A única explicação plausível para um regime que se gaba de ter seis milhões de militantes, regime partido, partido regime, Governo, Estado, ali é tudo a mesma coisa, que ganha eleições que dizem que são livres com 82% dos votos, recear que 15 jovenzitos influenciem pessoas a protestar a ponto de ter um fenómeno praça Tahrir, só pode ter uma justificação, eles sabem que tudo aquilo é uma fachada, que é tudo uma fantochada, e que as pessoas estão descontentes. A tal ponto que se eles toleram o pequeno gesto de protesto que seja, rapidamente aquilo ganha um efeito de bola de neve e as pessoas que vivem no medo, ao perceberem que não há repressão ou polícia a matar, vão-se juntar rapidamente. Portanto, estancam logo a coisa pela raiz. É a minha interpretação, posso estar enganado, mas acho que essa é a leitura a fazer. Eles têm pavor que as pessoas percam o medo de serem torturadas, presas, mortas, que se aglomerem e não voltem mais para casa. Esse é o medo deles.

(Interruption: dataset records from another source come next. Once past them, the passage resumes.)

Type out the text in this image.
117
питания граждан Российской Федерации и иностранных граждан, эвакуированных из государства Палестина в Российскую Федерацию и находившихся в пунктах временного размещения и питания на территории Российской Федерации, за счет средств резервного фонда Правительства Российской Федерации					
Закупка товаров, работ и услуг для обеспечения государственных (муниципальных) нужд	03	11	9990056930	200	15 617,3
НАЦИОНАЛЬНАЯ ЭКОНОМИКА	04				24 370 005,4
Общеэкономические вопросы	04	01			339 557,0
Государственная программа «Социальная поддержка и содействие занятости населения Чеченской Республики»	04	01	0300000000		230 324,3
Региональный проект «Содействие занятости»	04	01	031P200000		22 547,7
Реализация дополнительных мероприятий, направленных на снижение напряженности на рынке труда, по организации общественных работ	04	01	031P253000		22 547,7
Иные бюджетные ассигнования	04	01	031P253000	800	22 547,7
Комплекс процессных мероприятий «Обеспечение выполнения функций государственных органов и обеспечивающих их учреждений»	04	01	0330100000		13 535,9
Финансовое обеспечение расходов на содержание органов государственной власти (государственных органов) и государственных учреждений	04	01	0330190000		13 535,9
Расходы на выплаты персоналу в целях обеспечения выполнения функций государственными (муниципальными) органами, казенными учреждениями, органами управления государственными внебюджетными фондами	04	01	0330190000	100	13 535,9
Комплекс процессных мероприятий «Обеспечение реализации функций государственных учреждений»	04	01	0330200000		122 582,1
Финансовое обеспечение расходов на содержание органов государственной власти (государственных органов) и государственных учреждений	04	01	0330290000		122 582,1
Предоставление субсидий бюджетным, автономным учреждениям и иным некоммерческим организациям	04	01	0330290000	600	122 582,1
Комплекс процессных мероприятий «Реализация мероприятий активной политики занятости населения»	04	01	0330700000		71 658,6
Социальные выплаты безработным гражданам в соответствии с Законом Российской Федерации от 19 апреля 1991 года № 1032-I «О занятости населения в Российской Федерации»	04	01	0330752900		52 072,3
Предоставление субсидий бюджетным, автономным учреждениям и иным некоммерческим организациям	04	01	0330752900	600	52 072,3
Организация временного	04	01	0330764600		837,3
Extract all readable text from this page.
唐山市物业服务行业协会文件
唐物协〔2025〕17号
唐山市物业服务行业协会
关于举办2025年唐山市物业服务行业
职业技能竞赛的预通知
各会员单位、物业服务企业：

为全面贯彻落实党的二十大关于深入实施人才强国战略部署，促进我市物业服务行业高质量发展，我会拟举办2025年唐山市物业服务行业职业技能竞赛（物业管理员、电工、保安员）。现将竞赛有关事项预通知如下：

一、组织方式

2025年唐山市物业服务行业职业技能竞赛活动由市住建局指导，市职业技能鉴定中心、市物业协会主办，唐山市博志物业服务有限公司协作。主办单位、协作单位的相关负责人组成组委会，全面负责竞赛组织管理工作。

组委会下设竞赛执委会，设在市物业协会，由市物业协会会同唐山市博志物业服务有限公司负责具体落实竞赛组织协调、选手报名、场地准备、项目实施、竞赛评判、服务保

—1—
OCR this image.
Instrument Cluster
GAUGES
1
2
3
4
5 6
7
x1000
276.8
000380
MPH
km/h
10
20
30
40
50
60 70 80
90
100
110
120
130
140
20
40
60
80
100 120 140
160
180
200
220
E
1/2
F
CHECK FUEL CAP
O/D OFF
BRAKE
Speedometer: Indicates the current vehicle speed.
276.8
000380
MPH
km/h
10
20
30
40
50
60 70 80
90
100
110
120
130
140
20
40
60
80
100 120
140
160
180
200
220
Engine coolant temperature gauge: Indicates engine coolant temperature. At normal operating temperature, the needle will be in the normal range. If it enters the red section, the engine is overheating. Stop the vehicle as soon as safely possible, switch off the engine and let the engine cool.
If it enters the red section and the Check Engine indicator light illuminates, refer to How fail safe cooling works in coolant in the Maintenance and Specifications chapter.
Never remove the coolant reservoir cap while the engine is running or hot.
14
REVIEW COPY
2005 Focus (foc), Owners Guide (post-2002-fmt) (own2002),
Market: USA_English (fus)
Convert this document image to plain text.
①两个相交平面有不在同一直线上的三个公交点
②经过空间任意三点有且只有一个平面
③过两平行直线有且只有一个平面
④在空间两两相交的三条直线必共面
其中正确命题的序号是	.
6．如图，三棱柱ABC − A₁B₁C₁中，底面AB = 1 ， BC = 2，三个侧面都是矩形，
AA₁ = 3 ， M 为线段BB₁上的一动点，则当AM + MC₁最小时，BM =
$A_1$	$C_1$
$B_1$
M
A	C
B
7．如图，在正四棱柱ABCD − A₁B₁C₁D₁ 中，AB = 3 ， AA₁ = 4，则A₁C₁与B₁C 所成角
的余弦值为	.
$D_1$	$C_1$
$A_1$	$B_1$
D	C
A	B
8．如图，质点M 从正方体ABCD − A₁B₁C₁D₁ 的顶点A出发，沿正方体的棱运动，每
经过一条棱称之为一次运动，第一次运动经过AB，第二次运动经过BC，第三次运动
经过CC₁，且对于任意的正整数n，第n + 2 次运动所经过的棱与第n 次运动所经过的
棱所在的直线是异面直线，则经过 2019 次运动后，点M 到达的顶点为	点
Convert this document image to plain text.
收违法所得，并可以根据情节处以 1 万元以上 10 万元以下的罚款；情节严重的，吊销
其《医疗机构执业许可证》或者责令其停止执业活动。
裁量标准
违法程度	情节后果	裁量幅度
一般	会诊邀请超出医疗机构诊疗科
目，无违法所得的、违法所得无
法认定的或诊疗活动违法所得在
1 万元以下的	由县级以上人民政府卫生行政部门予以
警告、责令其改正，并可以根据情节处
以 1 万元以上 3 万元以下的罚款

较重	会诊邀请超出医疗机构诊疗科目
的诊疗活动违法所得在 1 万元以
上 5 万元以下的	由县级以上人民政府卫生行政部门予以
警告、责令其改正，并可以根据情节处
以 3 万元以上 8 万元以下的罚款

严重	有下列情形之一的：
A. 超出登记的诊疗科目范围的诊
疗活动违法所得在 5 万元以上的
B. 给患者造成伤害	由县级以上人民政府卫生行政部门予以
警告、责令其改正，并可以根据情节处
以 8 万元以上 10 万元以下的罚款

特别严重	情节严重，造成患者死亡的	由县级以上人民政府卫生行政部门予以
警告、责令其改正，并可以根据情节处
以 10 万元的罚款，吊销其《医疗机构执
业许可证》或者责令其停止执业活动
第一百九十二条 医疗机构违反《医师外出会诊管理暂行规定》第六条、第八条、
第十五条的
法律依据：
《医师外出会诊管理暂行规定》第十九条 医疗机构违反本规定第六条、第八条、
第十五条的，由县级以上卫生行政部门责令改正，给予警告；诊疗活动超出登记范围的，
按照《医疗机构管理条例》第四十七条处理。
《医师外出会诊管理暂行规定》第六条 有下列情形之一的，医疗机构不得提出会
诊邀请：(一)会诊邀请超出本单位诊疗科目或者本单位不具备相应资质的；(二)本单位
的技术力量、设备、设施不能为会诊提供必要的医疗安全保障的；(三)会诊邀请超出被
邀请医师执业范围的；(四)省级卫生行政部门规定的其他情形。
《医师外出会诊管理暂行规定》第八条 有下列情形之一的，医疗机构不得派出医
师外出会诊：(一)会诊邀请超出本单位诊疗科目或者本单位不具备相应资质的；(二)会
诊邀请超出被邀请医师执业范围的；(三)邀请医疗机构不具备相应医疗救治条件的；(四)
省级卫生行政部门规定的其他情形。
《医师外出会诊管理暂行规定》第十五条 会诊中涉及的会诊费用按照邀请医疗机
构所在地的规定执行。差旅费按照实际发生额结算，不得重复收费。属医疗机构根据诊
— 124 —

Tem uma filha chamada Luena. Como é que imagina a Angola em que gostaria que ela vivesse?
Isso é uma pergunta tão difícil. Por um lado, porque tenho a noção de que nenhum país se transforma de um momento para o outro. Vamos imaginar que sobe agora ao poder uma elite responsável que quer realmente fazer o bem, que começa a investir nas coisas que importam, nenhum país se vai transformar para a minha Luena poder desfrutar da paz, do sossego, da boa educação e da boa saúde tão rápido, mas eu contentar-me-ia, sei lá, em ter bons professores, bons médicos, para começar. Mas sobretudo com liberdade. As comparações são muito difíceis, mas a gente quando vem para aqui sente tudo tão diferente. É tão simples. Porque é que não pode ser assim? Porque é que não podemos ter uma quadra de desporto no nosso bairro? Porque é que não podemos ter um parquezinho para nos sentarmos a ler um livro? Coisas tão simples. Um país completamente dentro desses moldes não vai ser para a minha Luena, vai ser para os filhos dela.
Mudar ali devia ser fácil, tudo está por fazer. O mais simples está por fazer. Acredito que existam pessoas capazes de fazer o mais simples.
E o MPLA pode ser o protagonista dessa mudança?
Se aparecerem pessoas de dentro do MPLA que hoje se fazem omissas e se vergam perante a imposição de um homem só, eu acredito que existem pessoas inteligentes lá dentro suficientes para isso. Porque não? Mas, olhando para os exemplos da História, os partidos que se deixam atrelar à vontade arbitrária de uma única pessoa e que ficam por tanto tempo a criar esse sentimento de quase ódio por parte das pessoas que são governadas por eles correm o risco de desaparecer. Sinceramente, como partido histórico que fez tanto pelo país, não era essa a minha vontade. Há pessoas lá que podiam, se tivessem espaço para exercer em pleno as suas capacidades, promover mudanças. Mudar ali devia ser fácil, tudo está por fazer. O mais simples está por fazer. Acredito que existam pessoas capazes de fazer o mais simples.
É possível Isabel dos Santos suceder ao seu pai?
Tudo é possível naquele país. Os cidadãos vão deixar. Tudo depende de quanto finca-pé eles fizerem no "bureau" político, porque se aceitaram a imposição do Manuel Vicente, não vejo porque não hão-de aceitar a imposição da Isabel dos Santos. Já a aceitaram na Sonangol. Muita gente já começa a dizer que ela tem perfil para ser Presidente, sim senhor, e que reconhecem nela essas qualidades. Já se começou a preparar e a mentalizar as pessoas. Nós fazemos várias previsões, mas no fundo é o José Eduardo que vai decidir. Ele é que sabe o que quer e conseguiu tornar-se opaco e imprevisível o suficiente para nos surpreender a cada passo.